Features impacting the mesopelagic layer in the ocean: a machine learning-based approach
Master thesis
View/ Open
Date
2022-09-01Metadata
Show full item recordCollections
- Master theses [218]
Abstract
Context: Recently the United Nations proclaimed a Decade of Ocean Science for Sustainable Development (2021–2030) due to threats to the productivity and health of the ocean due to human impact. The One Ocean Expedition (OOE), a circumnavigation of the world by the Norwegian tall ship Statsraad Lehmkuhl, is part of the Ocean Decade, intending to create attention and share knowledge around the crucial role of the ocean for sustainable development. There is little knowledge about the deep sea. Still, the amount and type of organisms here could be an essential factor in predicting global carbon dynamics and the effects of climate change, as well as food safety in the coming years. In marine science, the process of turning data into knowledge has long been manual or semi-manual, and automated processes are necessary for scaling up monitoring programs and making use of the extensive amount of data collected.
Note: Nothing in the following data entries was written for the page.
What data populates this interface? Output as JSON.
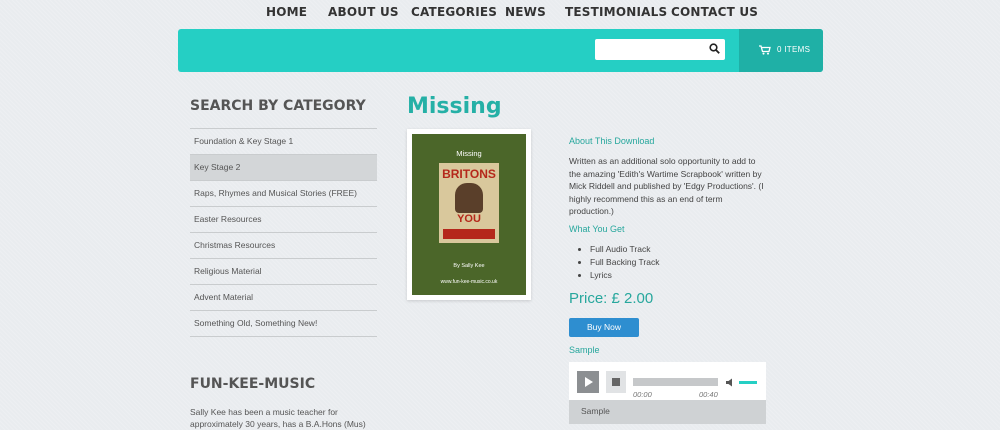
{
  "nav": {
    "items": [
      "HOME",
      "ABOUT US",
      "CATEGORIES",
      "NEWS",
      "TESTIMONIALS",
      "CONTACT US"
    ]
  },
  "header": {
    "search_placeholder": "",
    "cart_label": "0 ITEMS",
    "bar_color": "#25cfc4"
  },
  "sidebar": {
    "heading": "SEARCH BY CATEGORY",
    "categories": [
      "Foundation & Key Stage 1",
      "Key Stage 2",
      "Raps, Rhymes and Musical Stories (FREE)",
      "Easter Resources",
      "Christmas Resources",
      "Religious Material",
      "Advent Material",
      "Something Old, Something New!"
    ],
    "active_index": 1,
    "about_heading": "FUN-KEE-MUSIC",
    "about_text": "Sally Kee has been a music teacher for approximately 30 years, has a B.A.Hons (Mus)"
  },
  "product": {
    "title": "Missing",
    "cover": {
      "title": "Missing",
      "poster_word": "BRITONS",
      "poster_you": "YOU",
      "author": "By Sally Kee",
      "url": "www.fun-kee-music.co.uk"
    },
    "about_heading": "About This Download",
    "description": "Written as an additional solo opportunity to add to the amazing 'Edith's Wartime Scrapbook' written by Mick Riddell and published by 'Edgy Productions'. (I highly recommend this as an end of term production.)",
    "what_heading": "What You Get",
    "what_items": [
      "Full Audio Track",
      "Full Backing Track",
      "Lyrics"
    ],
    "price": "Price: £ 2.00",
    "buy_label": "Buy Now",
    "sample_heading": "Sample"
  },
  "player": {
    "current_time": "00:00",
    "duration": "00:40",
    "track_label": "Sample"
  },
  "colors": {
    "accent": "#25b0a6",
    "buy": "#2e8ed0"
  }
}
Research goal: In this thesis, the aim is to investigate the use of machine learning in predicting marine biomass and discovering possible correlations between biogeochemical or physical factors and the biomass of the mesopelagic zone (200-1,000 m depth) using data collected during the OOE. This will eventually lead to more knowledge about the workings of the organisms in the mesopelagic layer and the use of machine learning in marine science. Methodology: The methods used in this thesis follow the paradigm of Design Science, where the aim is to answer questions relevant to human problems via the creation of artifacts, thereby contributing new knowledge to both the fields of marine science and data science. Results: The findings show that it is possible to predict mesopelagic biomass with reasonable accuracy using tree-based algorithms such as random forest, which may be further enhanced using historical data. Different correlations between biomass and various biogeochemical or physical factors based on geographical area are discovered using feature importance calculated using random forests.